To understand and interpret the datasets produced here and to compare them to results of direct queries to BNC, please read how and why the original data were normalized to build the PIE database.

What can PIE do?

Explore the distribution of words and phrases in English via various query interfaces:

Each query returns datasets in "chunks" of up to 100,000 items, and queries can be repeated until all matching data have been retrieved.  Results can be ordered alphabetically, by frequency or by PoS tag. For focused studies, users can "filter" results for specific word-forms and / or word-classes which a query must match or exclude.  All query interfaces offer full support for wildcards.  A click on any phrase brings up example concordances from the BNC.  Details are found in the tutorials.

Sample uses of filters include searches for... click description to show actual query

This site also supports querying with regular expressions and downloading an entire dataset matching a query in tabbed format for import into a database. Ultimately tools developed for KWiCFinder and kfNgram will permit browsing and analysis of the datasets via a graphical user interface on the PC. Slight modifications to data normalization conventions may result in minor discrepancies in frequencies reported for the two versions of the database. Major changes to this site will be announced on the Corpora, Linguist and Corpus Linguistics and Language Teaching lists. 

Acknowledgements

First and foremost* this site owes its very existence to the monumental achievement of the BNC development team. After months of reading and re-reading every bit of documentation and rooting around in the SGML-encoded data I have profound respect and gratitude for their efforts and accomplishments. We all look forward to future updates to the corpus. [*234 occurrences in the BNC ]

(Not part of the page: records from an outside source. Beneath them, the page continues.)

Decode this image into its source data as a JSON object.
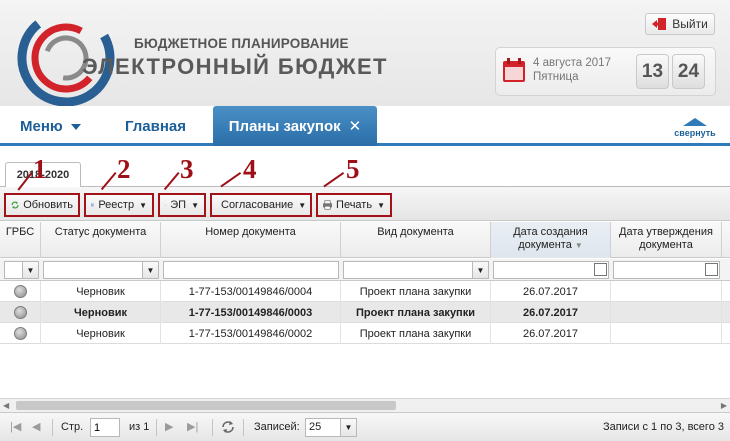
{
  "header": {
    "brand_line1": "БЮДЖЕТНОЕ ПЛАНИРОВАНИЕ",
    "brand_line2": "ЭЛЕКТРОННЫЙ БЮДЖЕТ",
    "logout_label": "Выйти",
    "date": "4 августа 2017",
    "weekday": "Пятница",
    "hours": "13",
    "minutes": "24",
    "colors": {
      "accent_red": "#d2232a",
      "logo_blue": "#2a6da8"
    }
  },
  "nav": {
    "menu_label": "Меню",
    "home_label": "Главная",
    "active_tab_label": "Планы закупок",
    "collapse_label": "свернуть"
  },
  "subtab": {
    "label": "2018-2020"
  },
  "toolbar": {
    "buttons": [
      {
        "label": "Обновить",
        "icon": "refresh-icon"
      },
      {
        "label": "Реестр",
        "icon": "registry-icon"
      },
      {
        "label": "ЭП",
        "icon": "signature-icon"
      },
      {
        "label": "Согласование",
        "icon": "approval-icon"
      },
      {
        "label": "Печать",
        "icon": "print-icon"
      }
    ],
    "callouts": [
      "1",
      "2",
      "3",
      "4",
      "5"
    ],
    "callout_color": "#9e1017"
  },
  "grid": {
    "columns": [
      "ГРБС",
      "Статус документа",
      "Номер документа",
      "Вид документа",
      "Дата создания документа",
      "Дата утверждения документа"
    ],
    "rows": [
      {
        "status": "Черновик",
        "number": "1-77-153/00149846/0004",
        "type": "Проект плана закупки",
        "created": "26.07.2017",
        "approved": ""
      },
      {
        "status": "Черновик",
        "number": "1-77-153/00149846/0003",
        "type": "Проект плана закупки",
        "created": "26.07.2017",
        "approved": ""
      },
      {
        "status": "Черновик",
        "number": "1-77-153/00149846/0002",
        "type": "Проект плана закупки",
        "created": "26.07.2017",
        "approved": ""
      }
    ]
  },
  "pager": {
    "page_label": "Стр.",
    "page_value": "1",
    "of_label": "из 1",
    "records_label": "Записей:",
    "records_value": "25",
    "summary": "Записи с 1 по 3, всего 3"
  }
}
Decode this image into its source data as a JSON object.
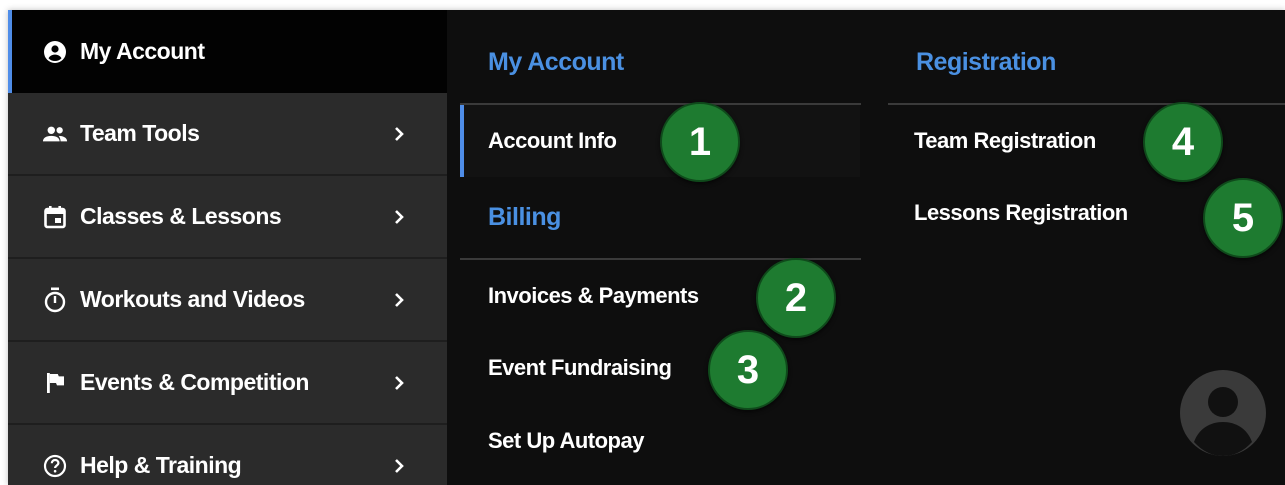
{
  "sidebar": {
    "items": [
      {
        "label": "My Account",
        "icon": "account-circle-icon",
        "active": true,
        "has_chevron": false
      },
      {
        "label": "Team Tools",
        "icon": "people-icon",
        "active": false,
        "has_chevron": true
      },
      {
        "label": "Classes & Lessons",
        "icon": "calendar-icon",
        "active": false,
        "has_chevron": true
      },
      {
        "label": "Workouts and Videos",
        "icon": "timer-icon",
        "active": false,
        "has_chevron": true
      },
      {
        "label": "Events & Competition",
        "icon": "flag-icon",
        "active": false,
        "has_chevron": true
      },
      {
        "label": "Help & Training",
        "icon": "help-circle-icon",
        "active": false,
        "has_chevron": true
      }
    ],
    "chevron": "›"
  },
  "account_column": {
    "heading": "My Account",
    "account_info": "Account Info",
    "billing_heading": "Billing",
    "invoices": "Invoices & Payments",
    "fundraising": "Event Fundraising",
    "autopay": "Set Up Autopay"
  },
  "registration_column": {
    "heading": "Registration",
    "team_registration": "Team Registration",
    "lessons_registration": "Lessons Registration"
  },
  "badges": [
    "1",
    "2",
    "3",
    "4",
    "5"
  ],
  "colors": {
    "accent": "#4a90e2",
    "badge": "#1e7b30",
    "sidebar": "#2b2b2b",
    "panel": "#0e0e0e"
  }
}
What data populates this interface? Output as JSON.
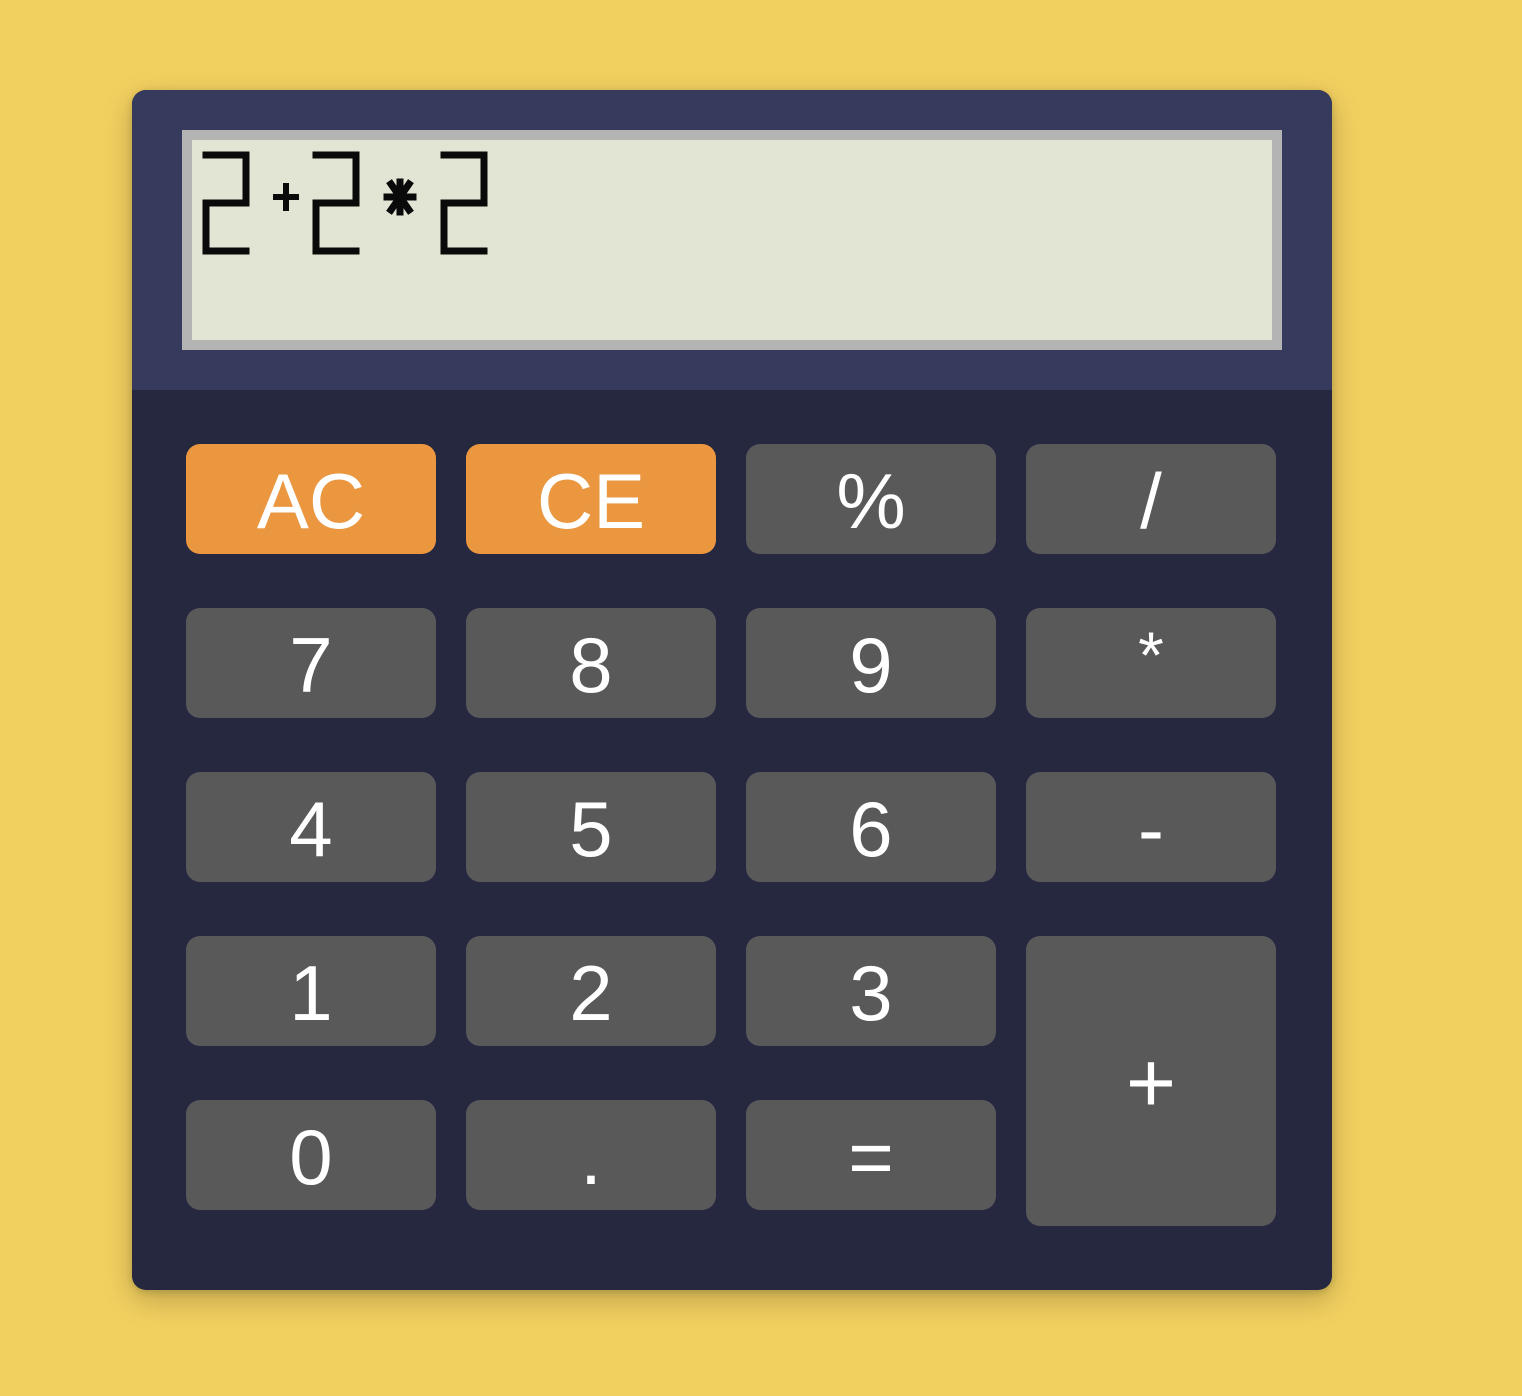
{
  "display": {
    "expression": "2+2*2"
  },
  "colors": {
    "background": "#f2d060",
    "body": "#262840",
    "display_panel": "#363a5c",
    "screen": "#e2e4d4",
    "screen_border": "#b4b4b4",
    "key": "#595959",
    "key_accent": "#ea9740",
    "key_text": "#ffffff",
    "lcd_segment": "#0a0a0a"
  },
  "keys": {
    "ac": "AC",
    "ce": "CE",
    "percent": "%",
    "divide": "/",
    "seven": "7",
    "eight": "8",
    "nine": "9",
    "multiply": "*",
    "four": "4",
    "five": "5",
    "six": "6",
    "minus": "-",
    "one": "1",
    "two": "2",
    "three": "3",
    "plus": "+",
    "zero": "0",
    "dot": ".",
    "equals": "="
  }
}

As site developer I also gratefully acknowledge my debt to Michael Stubbs of the University of Trier for fruitful e-mail discussions that led to the creation and refinement of this database and Web site. It was Stubbs who generously suggested that I add support for "phrase-frames" to kfNgram. This concept originated with his research assistant Isabel Barth, who also implemented the original phrase-frame generator. Their collaboration led to the insightful paper "Using recurrent phrases as text-type discriminators: a quantitative method and some findings" (Functions of Language (10, 1, 2003).  kfNgram was originally developed for a comparative study of a corpus I compiled from the Web with data from the BNC. When I remarked that generating lists of all the n-grams and phrase-frames in the BNC would really test the limits of kfNgram, Stubbs encouraged me to do it and suggested breaking the lists down further by domain and genre. The goal has evolved from a collection of overwhelmingly large static lists into databases which produce manageable datasets tailored to the user's research needs. Four of Stubbs' works available online survey and illustrate core concepts and point the way to exploring words and phrases:

Finally I am indebted to David Lee for permission to incorporate portions of his spreadsheet BNC Index for the BNC World Edition in the database. Users are encouraged to consult his thorough discussion of the issues of classification by "text type" in: Lee, David Y. W. 2001. Genres, registers, text types, domains and styles: clarifying the concepts and navigating a path through the BNC jungle. Language Learning & Technology, Vol.5(3): 37-72.